Background: Cognitive deficits differentially affect individuals with type 2 diabetes mellitus (T2DM) and
mood disorders. Accumulating evidence implicates disturbances in metabolism as salient to cognitive function. Thus, the
mitigation of metabolic disturbances may preserve or ameliorate cognitive function. This review aims to evaluate
available evidence investigating the effects of metformin on cognitive function as well as summarize putative mechanistic
properties related to these clinical effects.

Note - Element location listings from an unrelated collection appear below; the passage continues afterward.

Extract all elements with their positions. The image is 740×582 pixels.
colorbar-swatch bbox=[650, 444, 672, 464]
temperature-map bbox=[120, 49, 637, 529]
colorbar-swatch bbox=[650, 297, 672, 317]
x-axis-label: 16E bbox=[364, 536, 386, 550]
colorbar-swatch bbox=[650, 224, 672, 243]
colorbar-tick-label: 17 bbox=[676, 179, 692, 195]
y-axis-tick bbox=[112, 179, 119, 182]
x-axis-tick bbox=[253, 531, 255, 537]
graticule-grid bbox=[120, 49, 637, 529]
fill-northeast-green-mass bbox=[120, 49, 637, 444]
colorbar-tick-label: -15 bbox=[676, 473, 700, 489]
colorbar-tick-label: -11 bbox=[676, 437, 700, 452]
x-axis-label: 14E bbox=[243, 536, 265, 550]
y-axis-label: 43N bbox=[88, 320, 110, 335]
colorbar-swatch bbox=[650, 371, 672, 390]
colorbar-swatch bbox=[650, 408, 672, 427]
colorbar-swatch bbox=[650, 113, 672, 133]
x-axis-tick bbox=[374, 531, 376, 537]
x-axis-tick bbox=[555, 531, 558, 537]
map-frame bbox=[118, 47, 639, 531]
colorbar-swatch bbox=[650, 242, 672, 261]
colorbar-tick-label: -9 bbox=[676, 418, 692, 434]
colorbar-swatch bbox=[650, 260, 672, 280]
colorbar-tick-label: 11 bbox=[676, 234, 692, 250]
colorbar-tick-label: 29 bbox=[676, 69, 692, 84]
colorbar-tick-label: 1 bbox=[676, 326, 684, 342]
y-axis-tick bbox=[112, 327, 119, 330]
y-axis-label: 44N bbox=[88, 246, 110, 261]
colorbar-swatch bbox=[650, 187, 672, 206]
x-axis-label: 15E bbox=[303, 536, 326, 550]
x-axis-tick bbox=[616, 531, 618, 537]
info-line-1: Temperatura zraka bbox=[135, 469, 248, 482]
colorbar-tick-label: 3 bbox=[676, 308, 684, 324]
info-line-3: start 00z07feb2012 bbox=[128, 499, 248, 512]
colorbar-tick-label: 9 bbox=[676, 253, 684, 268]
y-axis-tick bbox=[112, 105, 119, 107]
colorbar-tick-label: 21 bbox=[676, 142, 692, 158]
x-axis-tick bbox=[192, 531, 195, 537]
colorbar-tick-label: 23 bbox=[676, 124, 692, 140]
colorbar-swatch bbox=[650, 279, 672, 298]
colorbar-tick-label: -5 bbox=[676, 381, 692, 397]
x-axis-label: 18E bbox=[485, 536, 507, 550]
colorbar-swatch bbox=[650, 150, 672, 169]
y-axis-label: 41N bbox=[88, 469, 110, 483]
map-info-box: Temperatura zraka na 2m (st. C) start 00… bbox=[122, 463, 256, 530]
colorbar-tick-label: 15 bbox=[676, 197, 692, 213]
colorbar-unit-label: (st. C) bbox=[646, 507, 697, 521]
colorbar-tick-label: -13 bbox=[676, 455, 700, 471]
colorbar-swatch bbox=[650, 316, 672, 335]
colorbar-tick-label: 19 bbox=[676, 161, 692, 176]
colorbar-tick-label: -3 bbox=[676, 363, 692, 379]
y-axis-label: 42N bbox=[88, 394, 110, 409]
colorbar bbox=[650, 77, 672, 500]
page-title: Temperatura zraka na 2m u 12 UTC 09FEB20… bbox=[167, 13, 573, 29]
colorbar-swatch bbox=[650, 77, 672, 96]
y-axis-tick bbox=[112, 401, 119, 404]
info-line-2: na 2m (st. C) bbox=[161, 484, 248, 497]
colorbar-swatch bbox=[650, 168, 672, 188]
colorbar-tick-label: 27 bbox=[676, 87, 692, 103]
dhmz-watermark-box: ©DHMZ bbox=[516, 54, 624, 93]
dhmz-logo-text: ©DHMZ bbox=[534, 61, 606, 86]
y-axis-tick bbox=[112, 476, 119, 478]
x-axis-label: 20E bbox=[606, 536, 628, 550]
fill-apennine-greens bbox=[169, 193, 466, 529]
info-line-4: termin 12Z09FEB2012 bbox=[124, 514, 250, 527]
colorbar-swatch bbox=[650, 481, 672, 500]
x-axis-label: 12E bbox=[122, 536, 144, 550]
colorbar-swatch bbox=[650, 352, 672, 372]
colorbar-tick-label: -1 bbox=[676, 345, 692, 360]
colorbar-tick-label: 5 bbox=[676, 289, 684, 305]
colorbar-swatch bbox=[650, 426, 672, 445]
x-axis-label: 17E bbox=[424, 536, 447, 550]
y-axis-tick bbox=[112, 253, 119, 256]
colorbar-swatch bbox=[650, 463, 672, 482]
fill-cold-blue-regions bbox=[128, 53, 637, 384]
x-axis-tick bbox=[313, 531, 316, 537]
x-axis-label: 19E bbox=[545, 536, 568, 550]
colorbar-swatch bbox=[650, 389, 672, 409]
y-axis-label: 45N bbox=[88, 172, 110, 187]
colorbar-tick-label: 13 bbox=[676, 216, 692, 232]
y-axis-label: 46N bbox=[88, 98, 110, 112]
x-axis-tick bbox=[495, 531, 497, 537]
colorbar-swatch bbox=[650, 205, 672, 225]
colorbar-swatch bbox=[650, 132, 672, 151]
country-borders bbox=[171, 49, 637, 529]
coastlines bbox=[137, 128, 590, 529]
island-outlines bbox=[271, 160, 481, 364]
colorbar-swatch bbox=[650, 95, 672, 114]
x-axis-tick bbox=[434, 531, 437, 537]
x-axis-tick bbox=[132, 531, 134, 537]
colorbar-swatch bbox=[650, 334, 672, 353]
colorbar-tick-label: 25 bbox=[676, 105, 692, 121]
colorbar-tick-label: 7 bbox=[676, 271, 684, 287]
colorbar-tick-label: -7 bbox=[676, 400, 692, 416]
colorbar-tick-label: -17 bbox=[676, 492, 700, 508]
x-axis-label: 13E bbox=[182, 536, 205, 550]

Methods: A PubMed search was conducted using the search words including, but not limited to: metformin, Major
Depressive Disorder, type 2 diabetes mellitus, and cognitive dysfunction. All English language articles published from
1990 to July 2014 were reviewed.
Results: Extant preclinical and clinical data have been mixed, wherein both cognitive disruption and pro-cognitive effects
have been reported with the administration of metformin. Sound mechanistic evidence supports metformin as a treatment;
however, the heterogeneity of study designs has contributed to an inability to arrive at an unequivocal conclusion
regarding metformin effects upon cognition.
Conclusion: Available evidence does not provide a robust signal for improvement in cognition in either mood disorder or
T2DM samples. Notwithstanding, it is premature to label metformin as a “no-go” agent for further testing and
development for cognitive dysfunction. A well designed, proof-of-concept trial of metformin investigating its possible
cognitive effects in mood disorders is therefore warranted.